Within the table configuration, an attribute property can be set on particular columns within the table. There are three levels of attributes that can be set:
- attrMem - The memory level attribute applies when data is in memory which is used for any real-time tiers (RDB) in your database configuration.
- attrOrd - The ordinal level attribute is used for data that is stored intermittently throughout the day. This applies to the IDB tier of a database.
- attrDisk - The disk attribute applies to all disk tiers including the HDB and subsequent tiers such as object storage.
Data Column Actions
You can open the column actions menu by either clicking on Data Column Actions or right-clicking on a column.
This provides you with the following options for updating the data columns in your schema:
- Add Data Column Above or Add Data Column Below to add new columns.
- Move to Top or Move to Bottom - to move columns.
- Clone Data Column(s) - to clone data column(s) and their properties.
- Remove Columns - to delete data column(s).
Modifying a schema
You can modify a schema, changing table properties, data column properties or adding/removing columns.
Before you attempt to modify a schema the schema must not be in use. Therefore if you have a deployed schema it must be torn down before modifying the schema.

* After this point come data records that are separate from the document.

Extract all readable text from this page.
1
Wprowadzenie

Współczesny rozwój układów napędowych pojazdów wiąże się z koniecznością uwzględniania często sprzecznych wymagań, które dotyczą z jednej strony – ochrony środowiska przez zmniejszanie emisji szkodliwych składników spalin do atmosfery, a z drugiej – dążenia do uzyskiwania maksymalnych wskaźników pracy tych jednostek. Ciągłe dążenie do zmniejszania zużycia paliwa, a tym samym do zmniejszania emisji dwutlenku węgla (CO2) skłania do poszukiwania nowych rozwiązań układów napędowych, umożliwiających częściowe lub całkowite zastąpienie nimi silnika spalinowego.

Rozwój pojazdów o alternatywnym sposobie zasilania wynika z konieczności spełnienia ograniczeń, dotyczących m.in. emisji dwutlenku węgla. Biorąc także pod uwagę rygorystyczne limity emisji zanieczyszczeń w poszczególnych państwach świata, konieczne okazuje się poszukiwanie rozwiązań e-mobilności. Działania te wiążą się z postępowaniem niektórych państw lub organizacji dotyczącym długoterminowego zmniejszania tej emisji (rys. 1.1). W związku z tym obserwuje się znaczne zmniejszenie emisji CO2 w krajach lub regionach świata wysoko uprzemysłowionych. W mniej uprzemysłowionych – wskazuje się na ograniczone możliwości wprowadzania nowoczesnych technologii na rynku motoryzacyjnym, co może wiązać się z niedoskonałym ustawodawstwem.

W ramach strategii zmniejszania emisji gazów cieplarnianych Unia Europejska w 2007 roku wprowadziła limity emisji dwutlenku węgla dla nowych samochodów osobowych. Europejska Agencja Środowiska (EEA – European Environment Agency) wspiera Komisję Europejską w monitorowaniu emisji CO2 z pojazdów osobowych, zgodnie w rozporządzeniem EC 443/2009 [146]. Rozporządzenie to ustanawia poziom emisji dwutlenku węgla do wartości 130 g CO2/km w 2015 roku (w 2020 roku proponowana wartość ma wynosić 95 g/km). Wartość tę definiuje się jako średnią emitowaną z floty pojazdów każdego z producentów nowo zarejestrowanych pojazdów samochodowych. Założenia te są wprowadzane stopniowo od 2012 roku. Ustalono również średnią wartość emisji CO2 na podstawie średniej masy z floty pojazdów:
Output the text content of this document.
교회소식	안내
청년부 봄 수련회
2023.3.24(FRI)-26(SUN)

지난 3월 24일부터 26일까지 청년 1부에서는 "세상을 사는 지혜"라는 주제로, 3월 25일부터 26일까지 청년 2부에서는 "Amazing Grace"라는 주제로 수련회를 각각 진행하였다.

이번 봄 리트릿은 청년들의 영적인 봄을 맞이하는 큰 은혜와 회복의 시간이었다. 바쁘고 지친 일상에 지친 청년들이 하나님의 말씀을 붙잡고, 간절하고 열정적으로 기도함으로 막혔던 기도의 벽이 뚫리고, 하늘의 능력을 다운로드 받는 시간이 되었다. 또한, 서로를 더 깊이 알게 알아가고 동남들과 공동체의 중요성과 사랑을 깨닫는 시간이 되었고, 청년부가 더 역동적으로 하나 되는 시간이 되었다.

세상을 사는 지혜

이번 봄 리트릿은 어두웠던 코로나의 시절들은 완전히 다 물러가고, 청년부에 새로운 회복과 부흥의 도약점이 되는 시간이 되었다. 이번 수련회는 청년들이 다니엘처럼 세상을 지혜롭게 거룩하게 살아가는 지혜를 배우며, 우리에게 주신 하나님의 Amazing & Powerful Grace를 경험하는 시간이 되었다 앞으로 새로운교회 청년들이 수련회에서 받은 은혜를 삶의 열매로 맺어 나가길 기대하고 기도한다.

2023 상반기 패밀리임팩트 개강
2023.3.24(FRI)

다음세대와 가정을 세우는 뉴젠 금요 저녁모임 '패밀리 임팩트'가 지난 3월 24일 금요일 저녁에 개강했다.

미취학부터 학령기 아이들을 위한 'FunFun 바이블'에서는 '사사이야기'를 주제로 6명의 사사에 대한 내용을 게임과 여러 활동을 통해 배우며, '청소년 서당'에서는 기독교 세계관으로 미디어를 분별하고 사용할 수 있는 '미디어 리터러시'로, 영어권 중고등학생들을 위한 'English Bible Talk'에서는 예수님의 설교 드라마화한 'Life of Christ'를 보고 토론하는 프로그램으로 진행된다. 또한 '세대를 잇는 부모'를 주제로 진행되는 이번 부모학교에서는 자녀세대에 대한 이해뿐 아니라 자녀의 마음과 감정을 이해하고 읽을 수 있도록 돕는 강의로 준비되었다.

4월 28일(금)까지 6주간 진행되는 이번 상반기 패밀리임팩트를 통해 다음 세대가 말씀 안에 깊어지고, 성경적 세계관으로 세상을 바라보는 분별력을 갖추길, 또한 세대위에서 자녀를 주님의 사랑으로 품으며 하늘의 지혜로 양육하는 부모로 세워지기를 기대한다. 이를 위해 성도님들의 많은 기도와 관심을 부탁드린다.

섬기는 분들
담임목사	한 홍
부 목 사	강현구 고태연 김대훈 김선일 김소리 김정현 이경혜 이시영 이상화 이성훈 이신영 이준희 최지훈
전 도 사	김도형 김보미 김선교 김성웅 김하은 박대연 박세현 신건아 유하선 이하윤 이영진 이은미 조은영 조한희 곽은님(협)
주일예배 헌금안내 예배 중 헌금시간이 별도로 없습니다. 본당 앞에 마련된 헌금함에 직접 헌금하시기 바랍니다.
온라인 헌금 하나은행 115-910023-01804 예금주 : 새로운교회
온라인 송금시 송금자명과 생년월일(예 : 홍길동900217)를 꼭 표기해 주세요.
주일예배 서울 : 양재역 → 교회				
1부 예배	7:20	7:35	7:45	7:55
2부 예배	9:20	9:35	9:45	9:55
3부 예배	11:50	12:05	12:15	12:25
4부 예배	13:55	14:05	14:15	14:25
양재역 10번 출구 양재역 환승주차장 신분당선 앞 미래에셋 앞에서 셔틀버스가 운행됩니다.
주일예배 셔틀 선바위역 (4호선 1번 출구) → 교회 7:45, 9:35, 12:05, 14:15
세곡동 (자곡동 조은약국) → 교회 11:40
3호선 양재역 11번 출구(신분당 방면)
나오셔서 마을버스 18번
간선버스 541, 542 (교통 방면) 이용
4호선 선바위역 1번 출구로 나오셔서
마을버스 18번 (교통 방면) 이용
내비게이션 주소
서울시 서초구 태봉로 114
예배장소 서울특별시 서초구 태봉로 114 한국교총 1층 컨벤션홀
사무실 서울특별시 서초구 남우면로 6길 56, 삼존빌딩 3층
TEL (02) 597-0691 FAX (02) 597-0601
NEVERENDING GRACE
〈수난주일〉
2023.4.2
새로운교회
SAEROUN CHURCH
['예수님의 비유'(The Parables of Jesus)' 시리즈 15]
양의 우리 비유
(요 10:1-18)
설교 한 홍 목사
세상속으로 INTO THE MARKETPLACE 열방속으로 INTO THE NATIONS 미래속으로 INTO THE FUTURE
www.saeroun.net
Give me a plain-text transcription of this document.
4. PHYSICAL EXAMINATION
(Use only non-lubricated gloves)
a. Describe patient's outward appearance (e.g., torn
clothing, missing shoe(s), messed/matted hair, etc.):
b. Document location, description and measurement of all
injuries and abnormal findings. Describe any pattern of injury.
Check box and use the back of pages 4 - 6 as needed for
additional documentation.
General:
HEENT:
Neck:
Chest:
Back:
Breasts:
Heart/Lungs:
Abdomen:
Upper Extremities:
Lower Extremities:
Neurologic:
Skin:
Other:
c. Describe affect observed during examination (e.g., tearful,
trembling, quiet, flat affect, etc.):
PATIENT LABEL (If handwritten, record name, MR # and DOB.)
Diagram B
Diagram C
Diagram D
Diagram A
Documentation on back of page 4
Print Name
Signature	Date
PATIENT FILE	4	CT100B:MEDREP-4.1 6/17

The database is unavailable, for either write down or query, for the duration of the schema conversion
Backup before converting a database
We recommend that you always backup your database before applying schema changes. See backup for details.
Stop Publishing
The Storage Manager no longer accepts any new data while a schema conversion is taking place. When performing a schema upgrade on a large database, this process can take some time to finish. This is especially true when an object storage tier is used. During a schema conversion, it is recommended that all data publishers are stopped until the schema conversion is complete. This avoids accumulating back pressure on any streams in the system. Once the schema conversion is complete, Storage Manager processes any messages that were buffered in the stream while the conversion was taking place.
After you have made any required updates to the schema, and you Save and Deploy the updated database a schema conversion progress indicator may be displayed.
Schema Conversion Progress Indicator
When you modify a schema and deploy the database, if the changes take longer than 10 seconds to implement, a Schema Conversion Progress Indicator is displayed. This is a useful tool for monitoring the progress of schema conversions, especially for large data sets which require a significant amount of time.
- The indicator is visible above the settings on the Database screen and displays a notification bar stating Applying schema change.
- A status bar increments showing the number of updates completed.
The status of the conversion is also visible when you hover over the database name on the left-hand side, showing the status of components being deployed.
You can also access information on the conversion by examining logs through Diagnostics. The following screenshot shows an example of schema conversion logs. Filtering the search using Running Step or Processing Partition gives the best results.
Schema modifications
Schema modifications are supported for YAML based deployments; export the database and deploy it using the kdb Insights CLI. Then modify the schema.